Whose Data Is It, who Can Access It, And What Are The Rules?

Today’s big news is that Robert Scoble’s facebook account was disabled because he used an automated script to "scrape" his facebook contacts. Scoble says that he was alpha testing a new feature of Plaxo Pulse that allows Plaxo users to import contacts from facebook. But Scoble’s violation of the facebook terms of service and subsequent account suspension are merely footnotes of the larger story: data portability.

Who Owns The Data?

When you write a letter in MS Word, who owns the letter? It’s a ridiculous question, isn’t it? Your word processing program is just a tool that allows you to write the letter. Simply using the tool does not grant the tool maker ownership of whatever you create.

When you attend a professional networking event, does the event organizer reserve the right to take away any of the business cards you’ve collected?

If you rent an apartment and hire a moving company to move your belongings to a new building, should the landlord be able to confiscate all your property because it included possessions you acquired while you lived there?

Okay, okay. Calm down. I realize these are not fair comparisons to the Scoble/Facebook issue. The examples above are different. But are they that different?

Why Facebook Has Value

From a business perspective, it is easy to see why facebook would discourage its users from being able to take their data with them.
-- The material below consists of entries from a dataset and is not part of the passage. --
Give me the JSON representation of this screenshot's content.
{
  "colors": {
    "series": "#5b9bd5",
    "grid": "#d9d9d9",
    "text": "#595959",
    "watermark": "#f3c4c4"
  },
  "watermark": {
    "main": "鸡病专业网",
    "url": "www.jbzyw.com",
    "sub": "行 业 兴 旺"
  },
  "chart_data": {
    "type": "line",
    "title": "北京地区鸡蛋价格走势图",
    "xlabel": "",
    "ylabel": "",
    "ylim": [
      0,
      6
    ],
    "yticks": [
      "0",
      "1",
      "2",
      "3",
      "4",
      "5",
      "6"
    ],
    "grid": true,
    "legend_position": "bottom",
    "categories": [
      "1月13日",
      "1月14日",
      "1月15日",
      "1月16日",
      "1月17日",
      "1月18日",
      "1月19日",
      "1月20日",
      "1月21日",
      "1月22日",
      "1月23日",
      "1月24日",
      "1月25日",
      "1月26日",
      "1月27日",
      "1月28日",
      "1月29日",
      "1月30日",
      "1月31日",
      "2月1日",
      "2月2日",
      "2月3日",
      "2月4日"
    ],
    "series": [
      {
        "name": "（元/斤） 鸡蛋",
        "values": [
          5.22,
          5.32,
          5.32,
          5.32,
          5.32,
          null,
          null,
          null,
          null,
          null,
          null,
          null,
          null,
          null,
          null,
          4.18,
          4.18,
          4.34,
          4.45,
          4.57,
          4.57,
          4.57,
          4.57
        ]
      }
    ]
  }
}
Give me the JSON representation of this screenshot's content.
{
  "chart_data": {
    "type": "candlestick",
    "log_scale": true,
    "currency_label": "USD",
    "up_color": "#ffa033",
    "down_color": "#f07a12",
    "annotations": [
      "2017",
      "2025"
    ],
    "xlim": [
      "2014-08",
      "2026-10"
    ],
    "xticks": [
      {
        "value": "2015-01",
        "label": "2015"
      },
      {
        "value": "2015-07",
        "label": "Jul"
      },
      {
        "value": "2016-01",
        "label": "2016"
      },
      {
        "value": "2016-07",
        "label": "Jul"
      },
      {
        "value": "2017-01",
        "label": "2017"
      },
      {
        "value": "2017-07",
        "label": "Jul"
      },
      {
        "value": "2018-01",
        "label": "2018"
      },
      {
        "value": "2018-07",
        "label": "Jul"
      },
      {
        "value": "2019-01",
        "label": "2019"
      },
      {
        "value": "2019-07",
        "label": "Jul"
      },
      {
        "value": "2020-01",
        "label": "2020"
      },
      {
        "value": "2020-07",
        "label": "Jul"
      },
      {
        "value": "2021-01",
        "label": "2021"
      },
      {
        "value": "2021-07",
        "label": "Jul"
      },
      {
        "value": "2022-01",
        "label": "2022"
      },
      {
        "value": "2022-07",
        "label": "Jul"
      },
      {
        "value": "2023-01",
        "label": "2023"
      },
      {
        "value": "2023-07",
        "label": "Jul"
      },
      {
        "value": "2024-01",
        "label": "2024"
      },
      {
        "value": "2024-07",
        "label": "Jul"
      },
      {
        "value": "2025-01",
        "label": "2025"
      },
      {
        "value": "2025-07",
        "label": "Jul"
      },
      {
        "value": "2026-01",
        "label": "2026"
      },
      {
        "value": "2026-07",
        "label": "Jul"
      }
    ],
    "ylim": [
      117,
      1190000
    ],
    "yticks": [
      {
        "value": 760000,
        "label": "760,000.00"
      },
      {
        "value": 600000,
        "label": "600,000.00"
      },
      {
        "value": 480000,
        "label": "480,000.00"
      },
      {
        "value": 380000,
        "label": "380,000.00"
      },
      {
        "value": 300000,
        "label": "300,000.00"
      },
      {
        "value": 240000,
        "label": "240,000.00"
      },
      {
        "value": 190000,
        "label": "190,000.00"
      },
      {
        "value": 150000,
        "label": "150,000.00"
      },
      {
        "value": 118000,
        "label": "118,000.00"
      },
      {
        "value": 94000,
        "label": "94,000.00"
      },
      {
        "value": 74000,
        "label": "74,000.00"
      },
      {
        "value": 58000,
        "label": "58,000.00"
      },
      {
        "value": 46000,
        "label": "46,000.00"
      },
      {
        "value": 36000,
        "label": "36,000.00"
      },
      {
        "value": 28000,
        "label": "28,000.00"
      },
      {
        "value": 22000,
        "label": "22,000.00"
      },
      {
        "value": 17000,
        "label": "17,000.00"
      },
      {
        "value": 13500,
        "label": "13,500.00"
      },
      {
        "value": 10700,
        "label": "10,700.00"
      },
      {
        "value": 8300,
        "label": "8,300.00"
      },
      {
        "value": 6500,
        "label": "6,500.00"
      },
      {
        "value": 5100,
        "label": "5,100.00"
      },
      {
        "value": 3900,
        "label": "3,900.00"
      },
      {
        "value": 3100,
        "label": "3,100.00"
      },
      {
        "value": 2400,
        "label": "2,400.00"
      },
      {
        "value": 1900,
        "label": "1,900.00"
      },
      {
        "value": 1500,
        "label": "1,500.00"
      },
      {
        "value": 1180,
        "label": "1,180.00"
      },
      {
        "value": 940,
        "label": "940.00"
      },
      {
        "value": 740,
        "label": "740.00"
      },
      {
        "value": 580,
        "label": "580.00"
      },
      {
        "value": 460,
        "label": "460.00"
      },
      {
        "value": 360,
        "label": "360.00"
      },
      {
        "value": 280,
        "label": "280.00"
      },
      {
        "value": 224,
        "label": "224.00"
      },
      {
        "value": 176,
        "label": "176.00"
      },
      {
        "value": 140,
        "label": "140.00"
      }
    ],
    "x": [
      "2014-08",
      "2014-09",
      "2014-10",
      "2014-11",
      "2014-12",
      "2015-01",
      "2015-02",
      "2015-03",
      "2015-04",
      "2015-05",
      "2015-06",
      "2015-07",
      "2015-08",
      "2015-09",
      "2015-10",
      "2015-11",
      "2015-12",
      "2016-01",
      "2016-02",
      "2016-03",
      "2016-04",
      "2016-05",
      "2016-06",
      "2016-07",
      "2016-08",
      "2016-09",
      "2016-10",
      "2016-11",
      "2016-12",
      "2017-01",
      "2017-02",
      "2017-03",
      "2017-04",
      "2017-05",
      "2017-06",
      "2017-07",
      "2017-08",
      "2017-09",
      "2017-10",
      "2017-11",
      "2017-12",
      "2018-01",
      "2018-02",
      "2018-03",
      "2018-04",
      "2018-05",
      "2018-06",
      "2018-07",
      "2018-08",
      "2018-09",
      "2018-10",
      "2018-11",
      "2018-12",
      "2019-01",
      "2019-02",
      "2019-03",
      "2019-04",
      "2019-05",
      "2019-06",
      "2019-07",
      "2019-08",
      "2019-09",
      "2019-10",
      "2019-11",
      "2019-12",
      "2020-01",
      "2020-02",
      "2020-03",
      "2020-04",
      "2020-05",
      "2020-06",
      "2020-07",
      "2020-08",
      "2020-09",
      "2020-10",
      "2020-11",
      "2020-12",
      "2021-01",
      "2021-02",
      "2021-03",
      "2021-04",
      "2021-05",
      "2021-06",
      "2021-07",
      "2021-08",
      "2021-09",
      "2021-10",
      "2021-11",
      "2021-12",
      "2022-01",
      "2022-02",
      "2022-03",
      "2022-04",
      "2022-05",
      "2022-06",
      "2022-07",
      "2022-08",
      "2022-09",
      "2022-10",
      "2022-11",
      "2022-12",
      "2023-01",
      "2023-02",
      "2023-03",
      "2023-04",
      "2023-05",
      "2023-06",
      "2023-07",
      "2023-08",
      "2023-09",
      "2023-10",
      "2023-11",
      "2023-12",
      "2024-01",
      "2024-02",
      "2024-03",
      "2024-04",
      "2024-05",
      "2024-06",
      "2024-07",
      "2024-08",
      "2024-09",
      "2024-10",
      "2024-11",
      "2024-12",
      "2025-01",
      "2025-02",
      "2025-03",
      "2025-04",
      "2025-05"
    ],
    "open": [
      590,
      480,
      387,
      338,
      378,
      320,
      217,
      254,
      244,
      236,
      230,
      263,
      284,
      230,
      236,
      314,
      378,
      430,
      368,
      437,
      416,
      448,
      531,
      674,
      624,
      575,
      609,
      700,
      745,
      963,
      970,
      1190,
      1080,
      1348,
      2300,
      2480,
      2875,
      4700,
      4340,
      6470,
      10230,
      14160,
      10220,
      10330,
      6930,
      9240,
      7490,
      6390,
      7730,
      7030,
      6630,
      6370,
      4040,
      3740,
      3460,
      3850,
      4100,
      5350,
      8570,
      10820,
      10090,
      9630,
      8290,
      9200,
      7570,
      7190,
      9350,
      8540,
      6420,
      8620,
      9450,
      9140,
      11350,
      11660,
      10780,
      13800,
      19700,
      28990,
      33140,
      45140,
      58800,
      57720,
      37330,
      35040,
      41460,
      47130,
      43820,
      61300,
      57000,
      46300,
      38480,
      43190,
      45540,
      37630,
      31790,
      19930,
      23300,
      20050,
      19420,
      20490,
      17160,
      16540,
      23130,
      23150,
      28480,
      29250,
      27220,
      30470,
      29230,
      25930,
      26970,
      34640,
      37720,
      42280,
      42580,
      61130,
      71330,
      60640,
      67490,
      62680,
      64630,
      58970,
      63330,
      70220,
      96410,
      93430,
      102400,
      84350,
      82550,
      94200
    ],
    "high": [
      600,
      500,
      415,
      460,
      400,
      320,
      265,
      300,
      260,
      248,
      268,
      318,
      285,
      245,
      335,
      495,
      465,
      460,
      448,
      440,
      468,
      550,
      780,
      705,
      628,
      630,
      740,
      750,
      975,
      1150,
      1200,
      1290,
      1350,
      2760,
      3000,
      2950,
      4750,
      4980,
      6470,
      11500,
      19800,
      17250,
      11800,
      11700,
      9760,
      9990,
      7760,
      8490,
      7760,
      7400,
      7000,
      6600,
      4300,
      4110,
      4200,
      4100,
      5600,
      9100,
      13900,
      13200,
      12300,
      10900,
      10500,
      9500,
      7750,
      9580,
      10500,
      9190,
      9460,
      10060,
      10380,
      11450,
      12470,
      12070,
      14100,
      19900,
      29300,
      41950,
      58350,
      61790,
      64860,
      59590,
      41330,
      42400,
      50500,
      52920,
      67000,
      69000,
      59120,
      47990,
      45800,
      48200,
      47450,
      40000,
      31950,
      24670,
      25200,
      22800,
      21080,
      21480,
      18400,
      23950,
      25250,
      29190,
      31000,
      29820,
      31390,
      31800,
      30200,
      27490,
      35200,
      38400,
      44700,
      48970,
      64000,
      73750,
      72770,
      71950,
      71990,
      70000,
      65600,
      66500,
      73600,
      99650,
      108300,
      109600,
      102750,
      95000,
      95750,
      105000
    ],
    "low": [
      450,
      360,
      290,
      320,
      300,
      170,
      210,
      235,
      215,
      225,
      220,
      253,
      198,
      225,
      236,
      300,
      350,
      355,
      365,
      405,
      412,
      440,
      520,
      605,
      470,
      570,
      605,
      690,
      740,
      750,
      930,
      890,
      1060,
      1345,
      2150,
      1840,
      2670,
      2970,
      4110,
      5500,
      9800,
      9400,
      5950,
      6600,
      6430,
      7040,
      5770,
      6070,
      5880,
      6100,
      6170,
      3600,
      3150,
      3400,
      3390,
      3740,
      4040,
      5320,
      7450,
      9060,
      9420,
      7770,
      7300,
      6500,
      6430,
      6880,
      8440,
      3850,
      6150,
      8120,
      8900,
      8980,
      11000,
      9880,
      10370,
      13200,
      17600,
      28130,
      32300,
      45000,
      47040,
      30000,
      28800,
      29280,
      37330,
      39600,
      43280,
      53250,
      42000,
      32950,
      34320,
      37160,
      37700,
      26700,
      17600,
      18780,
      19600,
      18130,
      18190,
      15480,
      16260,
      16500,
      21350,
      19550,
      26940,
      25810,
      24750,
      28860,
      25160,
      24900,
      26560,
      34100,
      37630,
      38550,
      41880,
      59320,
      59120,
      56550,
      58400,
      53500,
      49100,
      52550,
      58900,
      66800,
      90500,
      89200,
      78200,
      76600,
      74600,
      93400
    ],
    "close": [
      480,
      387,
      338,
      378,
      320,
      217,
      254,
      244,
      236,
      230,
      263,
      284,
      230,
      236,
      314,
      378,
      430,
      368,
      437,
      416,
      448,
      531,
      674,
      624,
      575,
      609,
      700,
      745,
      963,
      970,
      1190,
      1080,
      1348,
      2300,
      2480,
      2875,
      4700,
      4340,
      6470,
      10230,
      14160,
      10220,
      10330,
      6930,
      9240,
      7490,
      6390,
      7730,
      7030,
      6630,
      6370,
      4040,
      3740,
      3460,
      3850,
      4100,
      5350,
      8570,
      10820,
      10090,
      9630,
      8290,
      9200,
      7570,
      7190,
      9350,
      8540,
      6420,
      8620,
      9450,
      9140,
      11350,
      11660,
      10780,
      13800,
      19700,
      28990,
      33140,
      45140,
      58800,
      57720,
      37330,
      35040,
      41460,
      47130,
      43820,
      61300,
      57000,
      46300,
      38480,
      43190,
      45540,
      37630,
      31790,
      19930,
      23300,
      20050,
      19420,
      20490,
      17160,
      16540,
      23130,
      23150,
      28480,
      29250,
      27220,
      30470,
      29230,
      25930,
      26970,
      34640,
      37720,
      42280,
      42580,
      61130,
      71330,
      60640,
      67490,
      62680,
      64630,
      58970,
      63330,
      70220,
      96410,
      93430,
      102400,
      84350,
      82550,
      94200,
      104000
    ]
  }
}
In her post on the Scoble/Facebook issue, Kara Swisher said:

More to the point, such an ability would be damaging to Facebook’s business plan around building a robust ad business. The success of that squarely relies on people staying and actively using the service because they have committed time and effort in putting up scads of information, photos, videos about themselves on the service, as well as establishing a complex and personally valuable network of friends.

Which got me thinking….does facebook’s business plan necessarily require ownership of user data? I agree that the success of the model does rely on user activity and time on the site. But does activity necessitate ownership?

In one way, it seems like the facebook business model is completely dependent on the difficulty of data portability. The more friends you have, the more pictures you’ve posted and time you’ve invested in facebook as your single contact point, the more difficult it is to start over somewhere else.

It’s an idea much more eloquently stated by Vince Lombardi: "The harder you work, the harder it is to surrender."

I Own The Profile Data, You Own The Link?

In his blog today, Chris Brogan sums up the confusion between who owns what as:

I’m not sure my take on this, but wanted to bring it to you for consideration. On one side, I want to be able to move my personal data from site to site, because if I spent the effort building it in there, I want to get it back out. On another side, is the friending process of Facebook THEIR data or is it mine? My friends, yes, but is the link and the semantic data built between us something that Facebook owns?

Is facebook the owner of the digital connection between otherwise disconnected profile nodes? Or are they simply giving temporary free storage to whatever you’d like, so long as your data stays in their building?

Facebook Can Take From Others But Not The Other Way Around

In one of his twitter posts today, Scoble mentions the fact that facebook lets users find friends by scraping gmail, hotmail, yahoo, and IM accounts. It’s okay for facebook to piggyback on other services, but when it comes to letting other services go into facebook to retrieve contacts, that’s a no-no.

An article in Wired entitled Should Web Giants Let Startups Use The Information They Have About You looked at the practice of scraping as it related to facebook, linkedIn and hotmail:

But recently, as the competition between social networks heats up, scraping has emerged as a high-stakes strategy. Microsoft announced a $240million investment in Facebook last fall, and within weeks, LinkedIn users found themselves suddenly unable to import their webmail contacts from Microsoft’s webmail services. Angus Logan, a Microsoft executive, says the restrictions are a matter of security and that the company is developing user-data APIs. "We do not advocate the practice of contacts scraping," he says, "as we believe it poses unnecessary risks to consumers, whether it be for nefarious practices like phishing scams or more straightforward social networking activities." But that philosophy is applied inconsistently. As of late November, Facebook members were still able to import their Microsoft webmail accounts through scraping.

Summing It Up

The explosion of articles on data portability has me all fired up and to be honest, I’m really excited. We’ve all been thinking about the difficulty of having truly portable data based on the current model. In that model:

  • Redundancy is a necessity
  • The cold start problem is always present
  • Networks have more incentive to make it difficult to leave rather than give compelling reasons to stay

I truly believe that the current "your data stays here" model will not last. These are exciting times.